Soit Thomas Voeckler est un excellent comédien, soit il refuse sciemment de voir en face la réalité. Il y a peut-être un peu des deux. Il compte parmi les quatre coureurs encore en lice pour gagner ce Tour 2011. Il a d'ailleurs lâché une phrase presque incroyable au micro de nos confrères de France Télévisions jeudi soir. Alors qu'il était interviewé avec Andy Schleck à ses côtés, il a dit "je lui souhaite de gagner le Tour de France". On a rarement vu un maillot jaune, si près de Paris, sortir une telle phrase à celui qui le suit au classement général... Alain Gallopin, le directeur sportif de RadioShack, n’a jamais cru Voeckler sur parole. "Moi, depuis le Plateau de Bielle, je dis que Voeckler peut gagner le Tour de France et je le dis encore ce soir au Galibier: il peut gagner le Tour. Les frères Schleck, Evans et Voeckler ont tous leur chance. Rien n'est fait", estime-t-il.
Gagner le Tour? Et pourquoi pas. Oui, d'accord, c'est impossible, on le sait tous, Voeckler le premier. Mais à la pédale, qui est au-dessus de lui? Andy Schleck? Jeudi, oui. Mais qui dit que le Luxembourgeois ne paiera pas tout ça vendredi ? Voeckler a suivi tous les autres. Physiquement, difficile de croire à un brutal effondrement, même si tout peut toujours arriver.
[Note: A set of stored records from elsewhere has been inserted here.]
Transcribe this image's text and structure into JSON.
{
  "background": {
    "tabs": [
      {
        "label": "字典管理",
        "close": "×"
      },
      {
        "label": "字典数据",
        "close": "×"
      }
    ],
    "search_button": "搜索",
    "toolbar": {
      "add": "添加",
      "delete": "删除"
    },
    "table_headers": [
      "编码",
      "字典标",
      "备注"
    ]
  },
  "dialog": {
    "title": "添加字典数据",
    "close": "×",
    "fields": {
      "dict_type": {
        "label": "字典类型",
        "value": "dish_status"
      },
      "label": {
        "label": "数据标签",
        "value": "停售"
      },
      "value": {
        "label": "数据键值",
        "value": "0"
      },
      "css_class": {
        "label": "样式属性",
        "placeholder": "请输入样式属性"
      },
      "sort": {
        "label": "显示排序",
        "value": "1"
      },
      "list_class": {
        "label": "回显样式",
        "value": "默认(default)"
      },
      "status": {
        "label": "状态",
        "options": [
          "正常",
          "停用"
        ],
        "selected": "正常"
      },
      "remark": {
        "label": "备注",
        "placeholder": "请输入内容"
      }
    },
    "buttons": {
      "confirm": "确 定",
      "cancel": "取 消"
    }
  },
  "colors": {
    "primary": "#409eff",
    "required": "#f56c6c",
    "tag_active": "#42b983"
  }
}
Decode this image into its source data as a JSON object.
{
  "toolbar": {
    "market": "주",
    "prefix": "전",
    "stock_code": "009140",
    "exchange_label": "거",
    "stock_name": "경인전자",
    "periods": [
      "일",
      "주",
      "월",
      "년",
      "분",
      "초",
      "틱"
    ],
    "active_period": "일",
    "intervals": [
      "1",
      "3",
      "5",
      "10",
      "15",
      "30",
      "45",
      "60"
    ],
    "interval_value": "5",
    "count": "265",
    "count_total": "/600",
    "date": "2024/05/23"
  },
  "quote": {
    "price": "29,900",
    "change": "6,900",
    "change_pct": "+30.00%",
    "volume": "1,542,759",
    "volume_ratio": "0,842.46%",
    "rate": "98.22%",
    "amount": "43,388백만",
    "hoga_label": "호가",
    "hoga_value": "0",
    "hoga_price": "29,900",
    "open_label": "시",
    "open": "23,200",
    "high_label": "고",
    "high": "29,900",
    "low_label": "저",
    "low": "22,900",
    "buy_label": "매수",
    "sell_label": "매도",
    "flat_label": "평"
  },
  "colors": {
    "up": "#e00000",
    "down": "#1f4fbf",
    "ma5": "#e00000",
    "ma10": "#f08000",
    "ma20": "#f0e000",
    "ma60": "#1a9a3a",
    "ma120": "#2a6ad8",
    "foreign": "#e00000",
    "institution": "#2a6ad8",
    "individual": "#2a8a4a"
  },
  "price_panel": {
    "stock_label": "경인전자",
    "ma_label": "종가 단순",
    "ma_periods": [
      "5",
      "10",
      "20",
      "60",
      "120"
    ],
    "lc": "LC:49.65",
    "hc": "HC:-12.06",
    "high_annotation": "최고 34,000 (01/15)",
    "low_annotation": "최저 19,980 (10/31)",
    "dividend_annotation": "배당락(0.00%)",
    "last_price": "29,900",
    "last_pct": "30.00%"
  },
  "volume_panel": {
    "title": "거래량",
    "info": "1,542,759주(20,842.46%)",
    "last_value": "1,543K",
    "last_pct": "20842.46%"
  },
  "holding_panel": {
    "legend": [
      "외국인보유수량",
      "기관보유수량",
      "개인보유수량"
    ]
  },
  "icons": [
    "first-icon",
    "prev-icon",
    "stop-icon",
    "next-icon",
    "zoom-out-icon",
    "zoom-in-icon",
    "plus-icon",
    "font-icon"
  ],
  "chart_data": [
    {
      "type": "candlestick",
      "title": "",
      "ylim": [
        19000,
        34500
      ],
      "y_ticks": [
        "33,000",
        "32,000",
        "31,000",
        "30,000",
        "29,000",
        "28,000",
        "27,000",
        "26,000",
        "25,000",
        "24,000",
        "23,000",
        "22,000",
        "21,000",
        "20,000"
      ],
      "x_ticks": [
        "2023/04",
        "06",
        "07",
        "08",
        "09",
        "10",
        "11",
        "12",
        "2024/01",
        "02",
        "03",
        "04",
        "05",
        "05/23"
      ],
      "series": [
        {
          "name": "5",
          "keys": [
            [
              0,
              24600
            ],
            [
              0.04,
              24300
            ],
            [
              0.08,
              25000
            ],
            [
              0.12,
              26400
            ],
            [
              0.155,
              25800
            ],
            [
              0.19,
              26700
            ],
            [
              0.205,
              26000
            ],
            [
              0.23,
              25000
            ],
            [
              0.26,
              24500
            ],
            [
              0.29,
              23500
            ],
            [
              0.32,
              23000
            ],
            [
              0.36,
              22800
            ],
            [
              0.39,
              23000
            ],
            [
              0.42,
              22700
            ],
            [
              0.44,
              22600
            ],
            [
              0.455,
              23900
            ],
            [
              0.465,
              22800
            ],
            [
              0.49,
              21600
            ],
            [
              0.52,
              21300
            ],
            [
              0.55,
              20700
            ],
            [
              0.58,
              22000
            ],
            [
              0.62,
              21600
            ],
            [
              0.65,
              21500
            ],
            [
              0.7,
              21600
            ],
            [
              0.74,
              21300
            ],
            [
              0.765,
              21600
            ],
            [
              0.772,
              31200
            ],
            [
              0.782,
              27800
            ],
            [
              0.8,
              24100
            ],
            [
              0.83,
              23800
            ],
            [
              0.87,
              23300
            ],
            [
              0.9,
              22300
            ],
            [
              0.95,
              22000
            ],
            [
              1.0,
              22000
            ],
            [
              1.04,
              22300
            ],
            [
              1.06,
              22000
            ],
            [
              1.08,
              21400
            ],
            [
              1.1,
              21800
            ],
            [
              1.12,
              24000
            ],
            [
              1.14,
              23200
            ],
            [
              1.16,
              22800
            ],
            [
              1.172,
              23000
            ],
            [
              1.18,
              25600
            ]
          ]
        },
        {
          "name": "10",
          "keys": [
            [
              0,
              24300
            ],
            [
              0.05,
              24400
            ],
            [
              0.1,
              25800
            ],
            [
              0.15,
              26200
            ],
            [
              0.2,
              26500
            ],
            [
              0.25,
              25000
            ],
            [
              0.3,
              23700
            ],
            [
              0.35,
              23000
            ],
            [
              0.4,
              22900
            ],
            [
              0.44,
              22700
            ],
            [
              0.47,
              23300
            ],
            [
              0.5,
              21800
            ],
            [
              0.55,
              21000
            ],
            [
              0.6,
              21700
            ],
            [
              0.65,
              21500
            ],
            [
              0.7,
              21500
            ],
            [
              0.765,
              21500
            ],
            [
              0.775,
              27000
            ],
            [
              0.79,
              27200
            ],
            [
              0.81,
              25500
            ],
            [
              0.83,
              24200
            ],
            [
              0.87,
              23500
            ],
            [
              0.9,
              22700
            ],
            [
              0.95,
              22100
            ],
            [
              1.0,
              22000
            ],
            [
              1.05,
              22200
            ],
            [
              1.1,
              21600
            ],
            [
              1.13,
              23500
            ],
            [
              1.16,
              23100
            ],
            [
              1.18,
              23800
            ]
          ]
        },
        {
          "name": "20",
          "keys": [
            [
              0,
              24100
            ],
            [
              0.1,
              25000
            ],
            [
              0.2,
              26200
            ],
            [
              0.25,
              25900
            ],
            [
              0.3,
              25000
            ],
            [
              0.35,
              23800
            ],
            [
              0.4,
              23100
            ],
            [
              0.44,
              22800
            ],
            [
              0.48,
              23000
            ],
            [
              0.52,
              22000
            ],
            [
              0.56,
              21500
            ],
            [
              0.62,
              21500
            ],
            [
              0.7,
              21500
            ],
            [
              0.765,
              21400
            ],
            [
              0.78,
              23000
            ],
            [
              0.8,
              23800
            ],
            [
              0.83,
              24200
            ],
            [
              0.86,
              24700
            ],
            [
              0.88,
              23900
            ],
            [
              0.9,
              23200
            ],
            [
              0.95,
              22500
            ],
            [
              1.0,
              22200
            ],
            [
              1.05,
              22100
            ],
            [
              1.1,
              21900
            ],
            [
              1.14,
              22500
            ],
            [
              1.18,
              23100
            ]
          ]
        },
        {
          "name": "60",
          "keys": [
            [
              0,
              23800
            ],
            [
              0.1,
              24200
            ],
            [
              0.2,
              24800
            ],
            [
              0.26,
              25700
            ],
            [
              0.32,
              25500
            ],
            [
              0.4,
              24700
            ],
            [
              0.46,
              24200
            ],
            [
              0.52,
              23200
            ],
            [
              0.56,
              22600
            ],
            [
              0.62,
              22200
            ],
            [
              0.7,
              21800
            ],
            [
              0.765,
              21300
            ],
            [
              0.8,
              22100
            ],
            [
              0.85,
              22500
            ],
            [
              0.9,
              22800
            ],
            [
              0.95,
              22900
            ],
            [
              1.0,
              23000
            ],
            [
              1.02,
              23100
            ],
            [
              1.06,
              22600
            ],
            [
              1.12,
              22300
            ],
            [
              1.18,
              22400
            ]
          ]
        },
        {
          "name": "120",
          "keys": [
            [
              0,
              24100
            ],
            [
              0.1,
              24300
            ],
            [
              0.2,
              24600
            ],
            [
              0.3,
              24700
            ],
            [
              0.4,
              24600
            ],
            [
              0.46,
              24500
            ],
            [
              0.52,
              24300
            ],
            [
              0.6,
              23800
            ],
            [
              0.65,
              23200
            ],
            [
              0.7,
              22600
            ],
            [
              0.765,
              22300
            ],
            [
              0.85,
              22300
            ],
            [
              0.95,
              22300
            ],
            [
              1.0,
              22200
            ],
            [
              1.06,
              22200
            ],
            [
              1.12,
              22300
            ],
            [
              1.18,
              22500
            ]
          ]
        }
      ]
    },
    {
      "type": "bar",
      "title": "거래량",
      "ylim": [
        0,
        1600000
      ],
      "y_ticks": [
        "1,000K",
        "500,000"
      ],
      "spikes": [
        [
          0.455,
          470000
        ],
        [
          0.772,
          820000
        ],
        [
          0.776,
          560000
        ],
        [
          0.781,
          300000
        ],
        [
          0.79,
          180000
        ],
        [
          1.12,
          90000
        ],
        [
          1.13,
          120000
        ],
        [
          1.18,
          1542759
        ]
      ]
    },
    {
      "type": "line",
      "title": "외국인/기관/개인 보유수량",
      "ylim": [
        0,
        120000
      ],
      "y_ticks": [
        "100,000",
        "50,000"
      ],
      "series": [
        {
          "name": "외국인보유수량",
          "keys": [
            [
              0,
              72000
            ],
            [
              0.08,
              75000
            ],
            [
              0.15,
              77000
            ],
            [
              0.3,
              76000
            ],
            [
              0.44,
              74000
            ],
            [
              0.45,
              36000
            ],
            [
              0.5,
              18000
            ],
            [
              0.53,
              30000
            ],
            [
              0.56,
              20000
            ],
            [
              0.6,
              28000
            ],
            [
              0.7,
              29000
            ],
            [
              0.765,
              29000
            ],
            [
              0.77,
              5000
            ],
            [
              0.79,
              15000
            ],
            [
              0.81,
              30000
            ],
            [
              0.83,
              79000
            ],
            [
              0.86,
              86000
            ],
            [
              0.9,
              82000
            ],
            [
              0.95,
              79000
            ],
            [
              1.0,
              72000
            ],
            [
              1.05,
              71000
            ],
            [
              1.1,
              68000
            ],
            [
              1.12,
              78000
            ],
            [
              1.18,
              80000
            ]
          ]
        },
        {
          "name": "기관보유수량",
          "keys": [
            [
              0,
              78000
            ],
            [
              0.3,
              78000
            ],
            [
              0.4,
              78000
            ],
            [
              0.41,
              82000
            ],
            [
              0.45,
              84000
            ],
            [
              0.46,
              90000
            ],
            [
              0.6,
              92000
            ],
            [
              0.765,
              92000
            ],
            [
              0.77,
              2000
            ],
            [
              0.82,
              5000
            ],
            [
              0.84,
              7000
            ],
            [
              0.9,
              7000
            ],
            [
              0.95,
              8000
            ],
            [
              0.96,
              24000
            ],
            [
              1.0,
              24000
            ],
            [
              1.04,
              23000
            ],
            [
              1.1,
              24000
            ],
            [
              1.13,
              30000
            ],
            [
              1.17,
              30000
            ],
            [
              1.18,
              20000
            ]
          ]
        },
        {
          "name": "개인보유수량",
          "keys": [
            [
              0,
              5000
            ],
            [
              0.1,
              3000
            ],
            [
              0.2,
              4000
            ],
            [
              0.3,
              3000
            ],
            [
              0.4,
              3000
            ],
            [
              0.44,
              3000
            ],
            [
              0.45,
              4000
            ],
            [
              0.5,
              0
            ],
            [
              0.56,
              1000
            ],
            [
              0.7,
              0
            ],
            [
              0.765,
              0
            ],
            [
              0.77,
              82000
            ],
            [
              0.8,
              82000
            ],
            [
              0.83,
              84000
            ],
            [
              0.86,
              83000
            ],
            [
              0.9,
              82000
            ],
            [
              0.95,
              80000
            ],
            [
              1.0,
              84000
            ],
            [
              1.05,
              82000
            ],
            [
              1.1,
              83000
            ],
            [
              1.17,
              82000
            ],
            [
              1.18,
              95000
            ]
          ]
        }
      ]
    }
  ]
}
Puis il y a sa lucidité. Voeckler court juste, comme on dirait d'un tennisman qu'il joue juste. Il ne s'est jamais affolé quand l'avance d'Andy Schleck a dépassé les quatre minutes. Evans a voulu la lui jouer à l'intimidation, mais il n'a pas cédé. "On les a laissés faire, sourit Dominique Arnould. Aujourd'hui, nous n'avions qu'un objectif : suivre Evans. C'est vrai qu'on a bien joué." Et Evans, de peur de tout perdre, a sauvé le maillot de Voeckler. "C'est sûr que j'ai profité de son travail, mais c'était le jeu. Puis on a énormément bossé depuis dix jours", rappelle le maillot jaune.
Encore une fois, en toute logique, Thomas Voeckler devrait perdre son maillot jaune vendredi à l'Alpe d'Huez. Trop dur pour lui. Mais à quelle logique obéi son Tour depuis dix jours? Alors, oui, il est épuisé. "En passant la ligne, j'avais du mal à respirer, raconte-t-il. Si vous saviez toute la douleur que je ressens dans les jambes... Quelle souffrance !". Mais comme lui avait soufflé dans le Plateau de Beille son pote Pierre Rolland, la nouvelle rockstar du cyclisme (copyright Lance Armstrong), les autres sont au moins aussi morts que lui. En le poussant un peu, le Virenque des années 2000 finit presque par avouer qu'il y croit, au moins un tout petit peu. Même s'il ne le dit pas comme ça. "Je n'ai pas le droit de ne pas avoir le moral, je ne peux pas me le permettre, ce serait indécent. Je suis en tête du Tour de France..." Quoi? Voeckler? En tête du Tour de France à trois jours de la fin? C'est une plaisanterie? Oui, il parait. Mais encore deux jours comme ça, et plus personne ne rigolera.